Signori! Ormai è certa e consolidata la mia idiosincrasia all’estetica digitale, dovuta alla sua sovraesposizione in anni di uso di macchine potentissime e all’impiego come photoshoppatore hardcore. Ma perchè?, mi son chiesto. Non sono un nostalgico, e solo un cretino può rinunciare agl’indubbi pregi e vantaggi del digitale!
Ebbene, c’ho riflettuto. Molto. La questione è complessa e non univoca, non voglio rispondere alla vexata quaestio di quale sia il migliore, ma sono arrivato ad elencare questi punti sul perchè, a me, mi piace e, forse, pure a voi.

Il digitale esteticamente è noioso. Da una foto digitale ci aspettiamo che sia fedele a quello che vediamo coi nostri occhi. E da quando sono nate han dovuto confrontarsi e cercare di raggiungere l’apparenza delle immagini virtuali, virtualmente pure, esenti da ogni ogni traccia lasciata dal medium e verosimili alla realtà. Oggi ci son parecchie macchine che si avvicinano alle immagini ideali, diciamo le piu costose nelle giuste condizioni, macchine che possono darci immagini con difetti o timbri (con paragone alla musica) che non riusciamo a distinguere con facilità, perchè minimizzati. Dico timbri perchè il caso è simile alla musica synth-etica che ha bisogno di essere sporcata e resa organica per esser gradevole. Insomma, il digitale è l’ideale quando si vogliono fotografie veloci, realistiche e pulite, ma l’essenza è sterile e noiosa.
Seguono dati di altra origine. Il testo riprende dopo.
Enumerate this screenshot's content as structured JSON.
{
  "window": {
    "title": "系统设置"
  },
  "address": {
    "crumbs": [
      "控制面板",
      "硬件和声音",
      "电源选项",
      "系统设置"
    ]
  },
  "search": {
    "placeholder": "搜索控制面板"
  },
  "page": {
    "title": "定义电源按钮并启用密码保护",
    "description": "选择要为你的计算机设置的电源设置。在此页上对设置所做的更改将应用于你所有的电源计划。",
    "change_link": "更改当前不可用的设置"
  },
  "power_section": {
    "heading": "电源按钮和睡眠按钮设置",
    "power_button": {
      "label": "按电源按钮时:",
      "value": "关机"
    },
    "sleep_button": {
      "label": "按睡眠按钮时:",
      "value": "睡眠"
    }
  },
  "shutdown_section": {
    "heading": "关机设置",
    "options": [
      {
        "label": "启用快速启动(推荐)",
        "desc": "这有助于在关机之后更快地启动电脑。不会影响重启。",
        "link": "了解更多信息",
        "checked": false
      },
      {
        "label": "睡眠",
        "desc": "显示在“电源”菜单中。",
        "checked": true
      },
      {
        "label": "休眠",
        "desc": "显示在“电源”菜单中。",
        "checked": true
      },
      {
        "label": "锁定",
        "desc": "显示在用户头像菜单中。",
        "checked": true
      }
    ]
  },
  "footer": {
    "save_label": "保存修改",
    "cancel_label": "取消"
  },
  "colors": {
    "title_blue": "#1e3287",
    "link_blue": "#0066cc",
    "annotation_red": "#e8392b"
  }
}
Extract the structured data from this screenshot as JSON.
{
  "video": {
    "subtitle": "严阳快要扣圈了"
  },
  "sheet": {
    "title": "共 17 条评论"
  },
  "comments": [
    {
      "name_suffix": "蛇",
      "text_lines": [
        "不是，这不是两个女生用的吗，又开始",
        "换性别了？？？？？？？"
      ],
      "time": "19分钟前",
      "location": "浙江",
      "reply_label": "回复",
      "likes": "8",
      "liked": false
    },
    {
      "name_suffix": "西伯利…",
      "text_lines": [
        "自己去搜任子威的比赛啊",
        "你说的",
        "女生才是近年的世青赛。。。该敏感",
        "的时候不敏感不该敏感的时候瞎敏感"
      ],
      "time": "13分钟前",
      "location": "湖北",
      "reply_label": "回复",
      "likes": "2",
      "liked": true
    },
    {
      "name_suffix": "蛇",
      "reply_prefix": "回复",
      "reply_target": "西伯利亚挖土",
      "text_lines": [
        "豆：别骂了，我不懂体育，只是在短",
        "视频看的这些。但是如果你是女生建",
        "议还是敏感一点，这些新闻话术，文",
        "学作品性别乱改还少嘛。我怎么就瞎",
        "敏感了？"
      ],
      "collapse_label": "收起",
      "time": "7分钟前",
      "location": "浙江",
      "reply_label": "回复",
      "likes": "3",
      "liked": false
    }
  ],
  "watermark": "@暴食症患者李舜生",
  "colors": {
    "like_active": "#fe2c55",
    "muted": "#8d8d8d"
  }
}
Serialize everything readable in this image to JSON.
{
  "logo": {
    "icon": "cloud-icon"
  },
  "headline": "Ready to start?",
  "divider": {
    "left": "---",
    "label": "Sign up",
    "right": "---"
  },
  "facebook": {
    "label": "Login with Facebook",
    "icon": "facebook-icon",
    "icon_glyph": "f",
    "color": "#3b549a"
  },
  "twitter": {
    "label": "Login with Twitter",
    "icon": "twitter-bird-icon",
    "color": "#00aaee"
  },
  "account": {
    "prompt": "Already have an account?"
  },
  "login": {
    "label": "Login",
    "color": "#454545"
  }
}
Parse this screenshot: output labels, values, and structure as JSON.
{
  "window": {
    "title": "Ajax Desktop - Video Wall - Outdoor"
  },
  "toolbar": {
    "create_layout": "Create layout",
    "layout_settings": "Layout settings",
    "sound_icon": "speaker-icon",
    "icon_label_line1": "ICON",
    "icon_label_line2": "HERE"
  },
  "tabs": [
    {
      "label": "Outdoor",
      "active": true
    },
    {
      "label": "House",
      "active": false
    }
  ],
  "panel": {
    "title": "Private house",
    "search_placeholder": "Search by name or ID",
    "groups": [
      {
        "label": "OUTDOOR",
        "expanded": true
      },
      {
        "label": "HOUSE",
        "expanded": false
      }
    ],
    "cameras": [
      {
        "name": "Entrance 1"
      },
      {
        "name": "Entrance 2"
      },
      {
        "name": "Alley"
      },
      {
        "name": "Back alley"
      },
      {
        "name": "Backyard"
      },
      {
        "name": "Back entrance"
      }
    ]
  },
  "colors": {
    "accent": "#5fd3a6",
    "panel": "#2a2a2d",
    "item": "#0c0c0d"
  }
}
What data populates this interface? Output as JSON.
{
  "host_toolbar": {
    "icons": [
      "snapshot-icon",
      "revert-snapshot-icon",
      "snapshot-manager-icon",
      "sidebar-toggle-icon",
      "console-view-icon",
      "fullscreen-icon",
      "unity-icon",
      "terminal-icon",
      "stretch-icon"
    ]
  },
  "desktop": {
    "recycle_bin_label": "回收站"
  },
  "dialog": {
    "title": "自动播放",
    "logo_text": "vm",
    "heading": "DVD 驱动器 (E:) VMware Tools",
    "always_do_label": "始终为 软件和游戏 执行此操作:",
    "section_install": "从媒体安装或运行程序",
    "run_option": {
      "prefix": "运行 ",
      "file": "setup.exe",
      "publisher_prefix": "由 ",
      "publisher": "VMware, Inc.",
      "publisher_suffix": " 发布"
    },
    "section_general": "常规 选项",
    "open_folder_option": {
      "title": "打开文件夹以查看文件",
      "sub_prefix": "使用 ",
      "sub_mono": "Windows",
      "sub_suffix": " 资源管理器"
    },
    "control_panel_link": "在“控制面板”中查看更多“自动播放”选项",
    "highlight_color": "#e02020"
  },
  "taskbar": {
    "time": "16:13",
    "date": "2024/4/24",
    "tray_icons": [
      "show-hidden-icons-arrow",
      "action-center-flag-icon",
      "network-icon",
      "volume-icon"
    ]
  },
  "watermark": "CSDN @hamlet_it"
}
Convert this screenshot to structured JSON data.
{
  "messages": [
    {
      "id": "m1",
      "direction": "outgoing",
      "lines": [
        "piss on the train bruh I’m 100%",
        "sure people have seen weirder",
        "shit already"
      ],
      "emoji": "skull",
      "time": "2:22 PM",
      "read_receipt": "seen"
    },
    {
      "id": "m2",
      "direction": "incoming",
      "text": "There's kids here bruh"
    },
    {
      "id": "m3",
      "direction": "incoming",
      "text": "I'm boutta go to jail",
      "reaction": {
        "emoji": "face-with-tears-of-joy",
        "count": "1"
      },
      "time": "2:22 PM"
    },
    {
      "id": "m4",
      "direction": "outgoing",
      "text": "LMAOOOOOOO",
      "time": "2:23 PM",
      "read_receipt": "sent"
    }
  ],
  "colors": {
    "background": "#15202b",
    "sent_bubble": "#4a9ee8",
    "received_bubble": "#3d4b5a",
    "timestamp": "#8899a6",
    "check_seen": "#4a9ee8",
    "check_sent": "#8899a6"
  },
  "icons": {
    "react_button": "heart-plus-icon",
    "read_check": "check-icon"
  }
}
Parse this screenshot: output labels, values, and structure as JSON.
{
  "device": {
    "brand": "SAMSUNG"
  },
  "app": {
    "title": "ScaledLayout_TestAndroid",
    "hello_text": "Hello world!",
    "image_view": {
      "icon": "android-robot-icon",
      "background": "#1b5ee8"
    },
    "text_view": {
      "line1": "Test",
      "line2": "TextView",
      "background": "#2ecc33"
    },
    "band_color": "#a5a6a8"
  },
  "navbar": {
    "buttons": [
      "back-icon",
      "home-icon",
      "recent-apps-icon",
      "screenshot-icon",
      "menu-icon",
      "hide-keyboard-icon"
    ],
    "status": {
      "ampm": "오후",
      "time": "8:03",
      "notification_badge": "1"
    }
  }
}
I difetti della pellicola sono tollerati, anzi! ci piacciono. Il digitale tende ad essere il piu verosimile alla realtà possibile, e cerca di rappresentarla al meglio. Il digitale è eccellente per rappresentare la realtà ma i suoi difetti (rumore, aberrazioni, banding, gamma tonale e simili) e le elaborazioni saltano all’occhio e stonano e ci infastidiscono perchè le immagini non sono della qualità ideale che l’occhio si aspetta. La pellicola porta con sè difetti intrinsechi e sopportabili, che anzi le danno carattere. Molti infatti la scelgono per le sue qualità pittorialistiche. Pensate alla struttura della pellicola come alla tela di un quadro: chi si sognerebbe di dire che la Gioconda non è disegnata in modo abbastanza iperrealista? Che le  crepe andrebbero ritoccate e la trama della tela è evidente e le pennellate rendono la superficie irregolare? Visione e rappresentazione, il digitale rincorre la prima, la pellicola oggi è una scelta per la seconda.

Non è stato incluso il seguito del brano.